Paper Title
An Enhancing XML Big Data Mining Approach on Spark System
Abstract
With the development of cloud computing, intelligent mobile applications, and IoT, XML-type data has changed
into large-volume data sets since XML emerged as a popular standard for data exchange among them. XML is a kind of
semi-structured data and can be modeled as a tree. As the concept of data sharing becomes popular, the XML features such as
the parent-child or ancestor-descendant relationships are widely used to share information in XML big data. Through the
parent-child and ancestor-descendant relationships, XML big data exhibits big and massive tree structures, which makes the
behaviors on XML big data mining more unconstrained. Users can query data in the tree-structured XML big data through
multiple access paths. However, this situation makes more difficult to mine frequent patterns in them. Therefore, how to
enhance the performance to find out the frequent patterns among tree-structured XML big data has become an important issue.
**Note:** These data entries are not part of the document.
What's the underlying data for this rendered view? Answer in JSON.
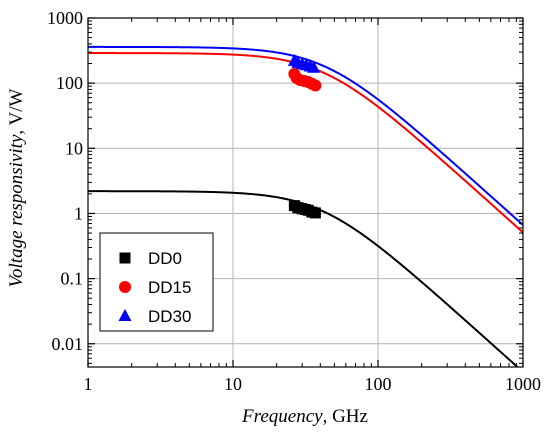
{
  "chart_data": {
    "type": "scatter",
    "title": "",
    "xlabel": {
      "italic": "Frequency",
      "rest": ", GHz"
    },
    "ylabel": {
      "italic": "Voltage responsivity",
      "rest": ", V/W"
    },
    "xscale": "log",
    "yscale": "log",
    "xlim": [
      1,
      1000
    ],
    "ylim": [
      0.0044,
      1000
    ],
    "grid": true,
    "legend_position": "lower-left",
    "x_ticks": [
      1,
      10,
      100,
      1000
    ],
    "x_tick_labels": [
      "1",
      "10",
      "100",
      "1000"
    ],
    "y_ticks": [
      0.01,
      0.1,
      1,
      10,
      100,
      1000
    ],
    "y_tick_labels": [
      "0.01",
      "0.1",
      "1",
      "10",
      "100",
      "1000"
    ],
    "series": [
      {
        "name": "DD0",
        "color": "#000000",
        "marker": "square",
        "points": [
          [
            26.5,
            1.32
          ],
          [
            28,
            1.22
          ],
          [
            30,
            1.18
          ],
          [
            31.5,
            1.15
          ],
          [
            33,
            1.12
          ],
          [
            35,
            1.05
          ],
          [
            37,
            1.02
          ]
        ],
        "fit": {
          "low_freq_value": 2.2,
          "corner_freq_ghz": 41
        }
      },
      {
        "name": "DD15",
        "color": "#ff0000",
        "marker": "circle",
        "points": [
          [
            26.5,
            138
          ],
          [
            27.5,
            120
          ],
          [
            29,
            112
          ],
          [
            31,
            108
          ],
          [
            33,
            104
          ],
          [
            35,
            98
          ],
          [
            37,
            92
          ]
        ],
        "fit": {
          "low_freq_value": 290,
          "corner_freq_ghz": 42
        }
      },
      {
        "name": "DD30",
        "color": "#0000ff",
        "marker": "triangle",
        "points": [
          [
            26.5,
            220
          ],
          [
            28,
            205
          ],
          [
            30,
            195
          ],
          [
            32,
            188
          ],
          [
            34,
            180
          ],
          [
            36,
            172
          ]
        ],
        "fit": {
          "low_freq_value": 360,
          "corner_freq_ghz": 43
        }
      }
    ]
  }
}
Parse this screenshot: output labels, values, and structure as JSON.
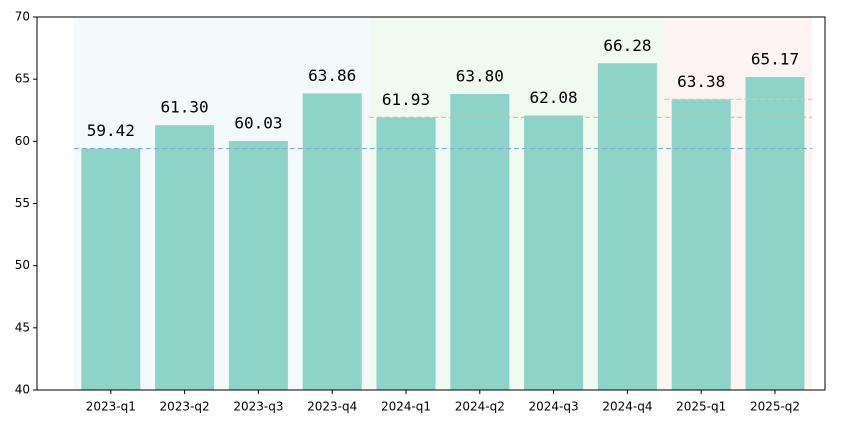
{
  "chart_data": {
    "type": "bar",
    "categories": [
      "2023-q1",
      "2023-q2",
      "2023-q3",
      "2023-q4",
      "2024-q1",
      "2024-q2",
      "2024-q3",
      "2024-q4",
      "2025-q1",
      "2025-q2"
    ],
    "values": [
      59.42,
      61.3,
      60.03,
      63.86,
      61.93,
      63.8,
      62.08,
      66.28,
      63.38,
      65.17
    ],
    "value_labels": [
      "59.42",
      "61.30",
      "60.03",
      "63.86",
      "61.93",
      "63.80",
      "62.08",
      "66.28",
      "63.38",
      "65.17"
    ],
    "color": "#8dd3c7",
    "ylim": [
      40,
      70
    ],
    "yticks": [
      40,
      45,
      50,
      55,
      60,
      65,
      70
    ],
    "regions": [
      {
        "from": "2023-q1",
        "to": "2023-q4",
        "color": "#f4f9fc",
        "line_color": "#7fb2c9"
      },
      {
        "from": "2024-q1",
        "to": "2024-q4",
        "color": "#f0faf0",
        "line_color": "#f4b466"
      },
      {
        "from": "2025-q1",
        "to": "2025-q2",
        "color": "#fdf4f3",
        "line_color": "#f4c07a"
      }
    ]
  }
}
Several XML pattern mining researches have been proposed focus on enhancing the XML mining performance. However,
these researches model XML data as a tree and thus cannot improve the mining performance of big XML data. Also, these
researches do not consider the concept of inclusion exclusion principle in combinatorial mathematics to reduce the mining time
and I/O costs of generating candidate XML patterns. Thus, the mining performance of tree-structured XML big data cannot to
be enhanced effectively. In addition, the existing researches do not consider their algorithms to mine XML big data on the
framework of cloud computing and thus damage the system performance. As a result, our research will propose a new
approach to mine effective XML frequent patterns on Spark system. Based on Spark’s system, the higher mining and query
performance can be achieved for XML big data.
Index Terms - Cloud computing, XML frequent patterns, Spark, Hadoop, XML mining.